A bag of berries on the stairwell looked at first like a blood stain. They had been stepped on and crushed, but Mission picked up the bag anyway. He scooped the mush out with his fingers as he hurried on, grateful for the find. He left the empty bag on the next landing, remembering days when such plastic was filled with paint and dropped on others. Those no longer seemed like the good times.
After a lifetime of racing up with the smoke as his company, of rising with the drifting ash, he reached the quiet of the Nest. The little chicks were gone. Most people were probably holed up in their apartments, families cowering together, hoping this madness would pass like others had. Inside, several lockers stood open. A child’s backpack lay in the middle of the hall. Mission staggered forward on numb legs toward the sound of a familiar singing voice and the screech of something awful.
At the end of the hall, her door stood as welcome and open as always. The singing was from the Crow, whose voice seemed stronger than usual. Mission saw that he wasn’t the first to arrive, that his wire had gone out. Frankie and Allie were there, both in the green and white of farm security. They were arranging desks while Mrs. Crowe sang. The sheets had been thrown off the stacks of desks kept in storage along one wall. Those desks now filled the classroom the way Mission remembered from his youth. It was as though the Crow was expecting them to be filled at any time.

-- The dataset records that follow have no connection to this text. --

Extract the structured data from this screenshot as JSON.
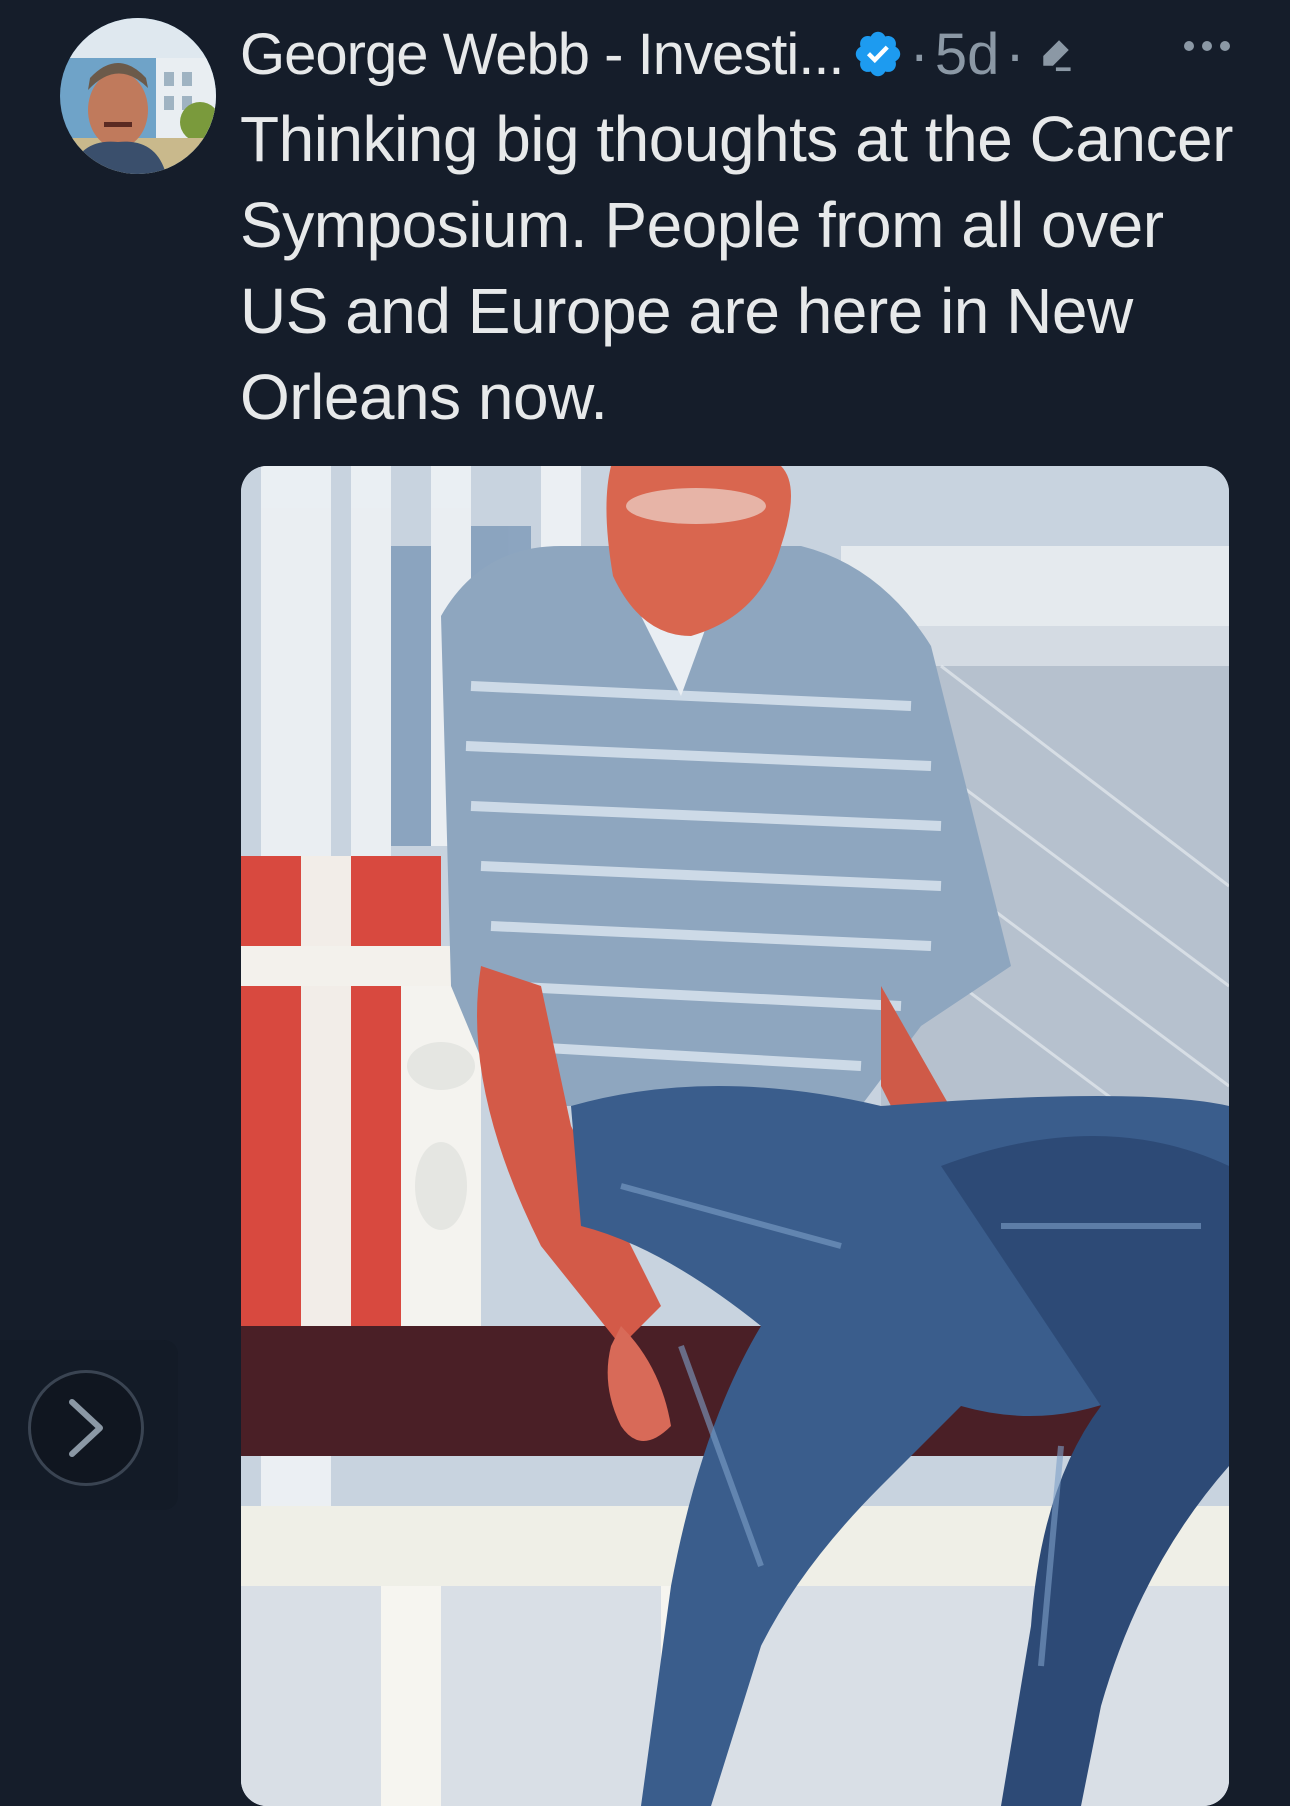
{
  "tweet": {
    "author_name": "George Webb - Investi...",
    "separator_1": "·",
    "timestamp": "5d",
    "separator_2": "·",
    "text": "Thinking big thoughts at the Cancer Symposium. People from all over US and Europe are here in New Orleans now."
  },
  "icons": {
    "verified": "verified-badge-icon",
    "edited": "pencil-edit-icon",
    "more": "more-options-icon",
    "next": "chevron-right-icon"
  },
  "colors": {
    "background": "#151d2a",
    "primary_text": "#e7e9ea",
    "secondary_text": "#8b98a5",
    "verified_blue": "#1d9bf0"
  }
}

Allie noticed him first. She rushed over, her coveralls bunched up around her boots, the straps knotted to make them shorter. They must’ve been Frankie’s coveralls. As she threw herself into his arms, he wondered what the two of them had risked to meet him there.

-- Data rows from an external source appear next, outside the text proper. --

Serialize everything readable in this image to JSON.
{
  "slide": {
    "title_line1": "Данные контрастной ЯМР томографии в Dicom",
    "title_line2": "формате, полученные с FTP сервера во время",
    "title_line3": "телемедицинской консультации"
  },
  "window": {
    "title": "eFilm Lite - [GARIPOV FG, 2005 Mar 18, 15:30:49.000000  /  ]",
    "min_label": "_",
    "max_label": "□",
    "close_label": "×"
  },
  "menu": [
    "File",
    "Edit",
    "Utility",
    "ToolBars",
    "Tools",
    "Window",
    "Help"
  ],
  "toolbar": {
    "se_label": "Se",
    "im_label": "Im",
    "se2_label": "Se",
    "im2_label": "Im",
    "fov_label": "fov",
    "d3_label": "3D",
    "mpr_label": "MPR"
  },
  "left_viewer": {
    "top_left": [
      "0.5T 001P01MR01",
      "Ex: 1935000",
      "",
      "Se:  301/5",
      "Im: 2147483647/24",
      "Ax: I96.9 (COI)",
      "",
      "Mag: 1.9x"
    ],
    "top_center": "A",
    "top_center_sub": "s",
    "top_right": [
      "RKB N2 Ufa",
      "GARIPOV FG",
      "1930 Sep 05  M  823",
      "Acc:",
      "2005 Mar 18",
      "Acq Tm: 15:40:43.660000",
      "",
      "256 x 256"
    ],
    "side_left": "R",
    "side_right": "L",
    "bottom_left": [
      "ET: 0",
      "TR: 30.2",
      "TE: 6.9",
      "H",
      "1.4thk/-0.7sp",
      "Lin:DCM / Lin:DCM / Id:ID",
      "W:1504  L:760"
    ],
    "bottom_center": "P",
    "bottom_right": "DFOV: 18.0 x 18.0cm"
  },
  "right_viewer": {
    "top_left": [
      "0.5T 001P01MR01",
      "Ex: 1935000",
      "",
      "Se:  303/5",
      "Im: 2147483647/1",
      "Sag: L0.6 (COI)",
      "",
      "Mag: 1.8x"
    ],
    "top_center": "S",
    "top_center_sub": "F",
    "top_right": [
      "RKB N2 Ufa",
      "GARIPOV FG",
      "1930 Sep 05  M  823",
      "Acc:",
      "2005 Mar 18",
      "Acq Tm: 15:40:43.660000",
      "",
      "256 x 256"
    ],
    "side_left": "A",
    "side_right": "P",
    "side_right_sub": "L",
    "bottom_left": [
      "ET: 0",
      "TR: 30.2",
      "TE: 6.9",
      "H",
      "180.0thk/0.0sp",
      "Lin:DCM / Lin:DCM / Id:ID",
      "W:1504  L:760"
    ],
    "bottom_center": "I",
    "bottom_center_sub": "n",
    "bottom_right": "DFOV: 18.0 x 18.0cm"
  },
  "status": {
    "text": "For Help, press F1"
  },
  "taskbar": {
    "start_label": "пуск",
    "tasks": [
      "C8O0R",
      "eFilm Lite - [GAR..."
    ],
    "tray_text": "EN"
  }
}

“Mission, my boy.” Mrs. Crowe stopped her singing, smiled, and waved him over. After a moment, Allie reluctantly loosened her grip.

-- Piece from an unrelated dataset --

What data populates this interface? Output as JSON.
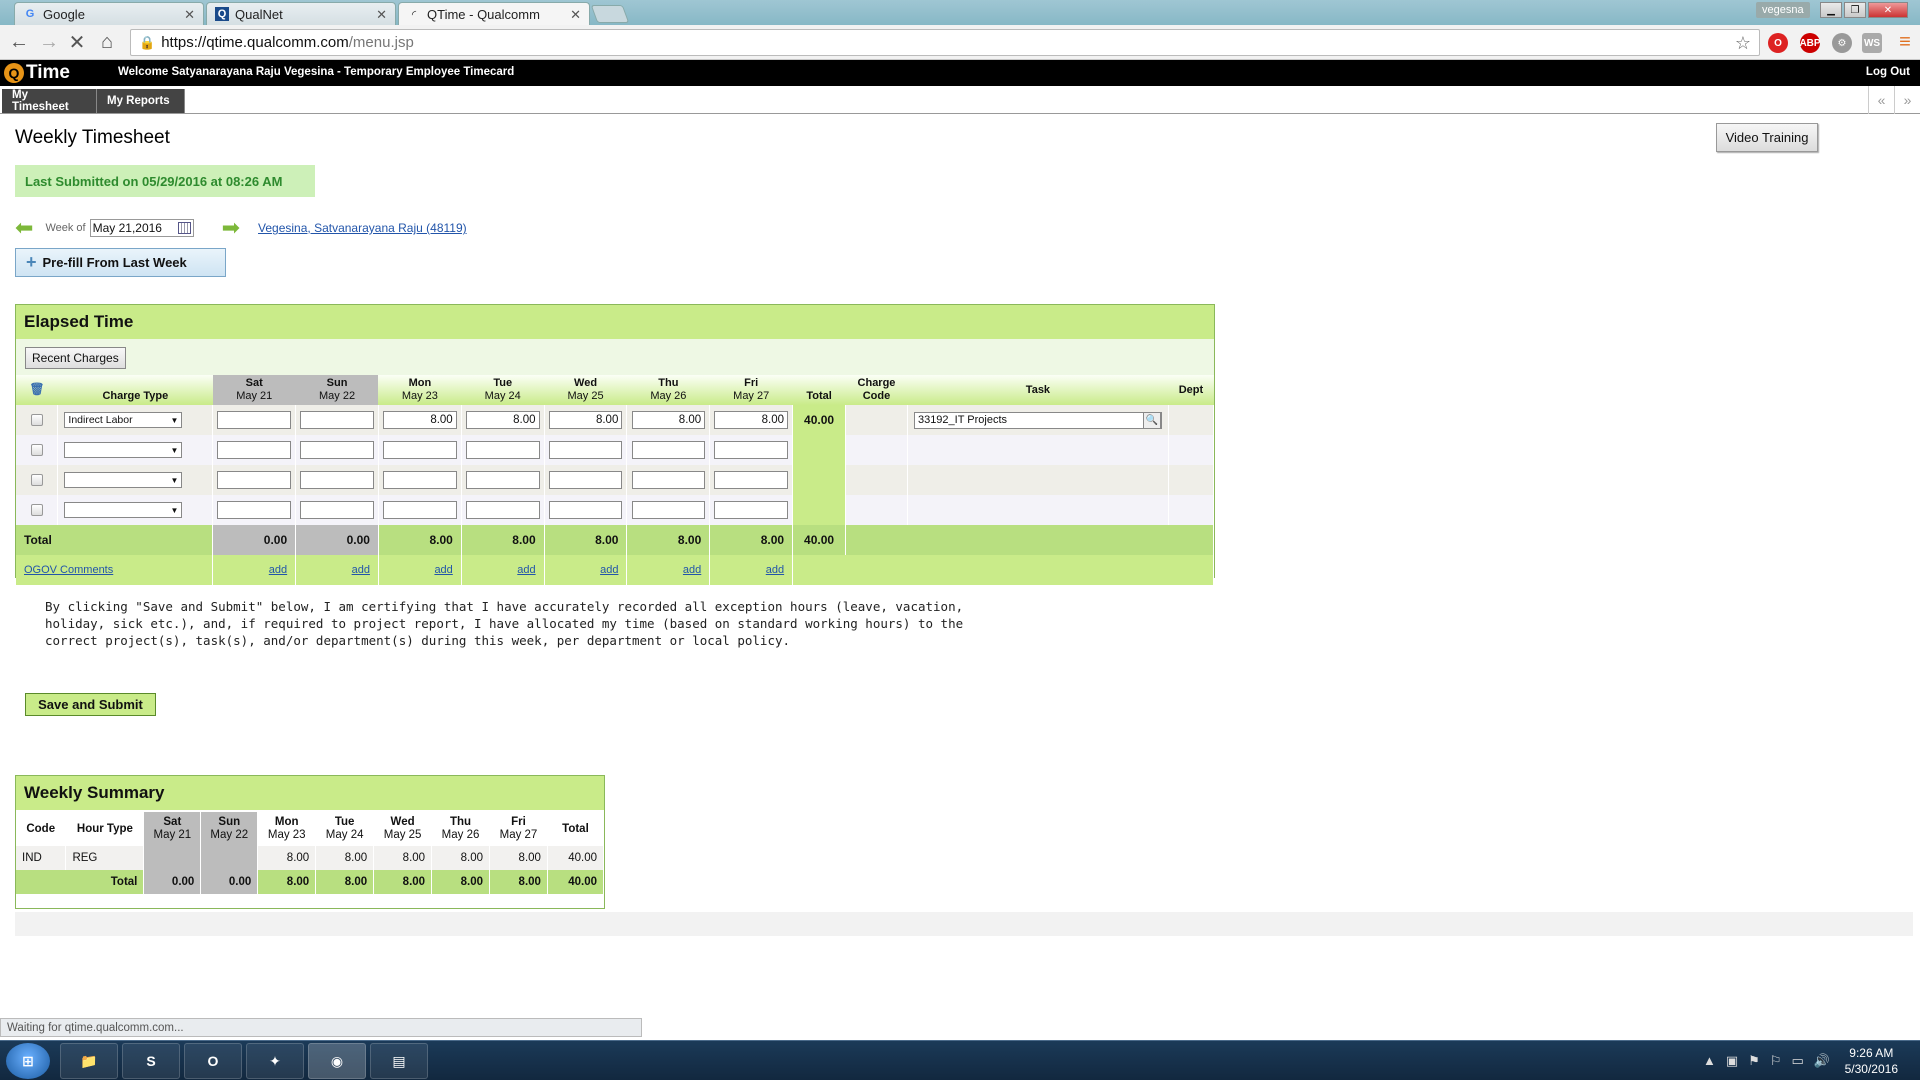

Mission shook Frankie’s hand and thanked him for coming. It took a moment to realize something was different, that his hair had been cut short as well. They both rubbed their scalps and laughed. Humor came easy in humorless times.
“What is this I hear about my Rodny?” the Crow asked him. Her chair twitched back and forth, her hand working the controls, her Thursday dress tucked under her narrow bones. Mission drew a deep breath, smoke lingering in his lungs, and he began to tell them all he had seen on the stairwell, about the bombs and the fires and what he had heard of Mechanical, the Security forces with their barking rifles like the dogs of Supply—but the Crow dispelled his frenzied chatter with a wave of her frail arms.
“Not the fighting,” she said. “The fighting I’ve seen. I could paint a picture of the fighting and hang it from my walls. What of Rodny? What of our boy? Has he got them?” She made a small fist and held it aloft.
“No,” Mission said. “He needs our help.”
The Crow laughed, which took him aback. He tried to explain. “I gave him your note, and he passed me one in return. It begged for help. They have him locked up behind these great steel doors—”
“Not locked up,” the Crow said.
“—like he’d done something wrong—”
“Something right,” she said, correcting him.
Mission fell silent. He could see knowledge shining behind her old eyes, a sunrise on the day after a cleaning.
“Rodny is in no danger,” she said.
Allie squeezed Mission’s arm. “She’s been trying to tell us,” she whispered. “Everything’s going to be okay. Come, help with the desks.”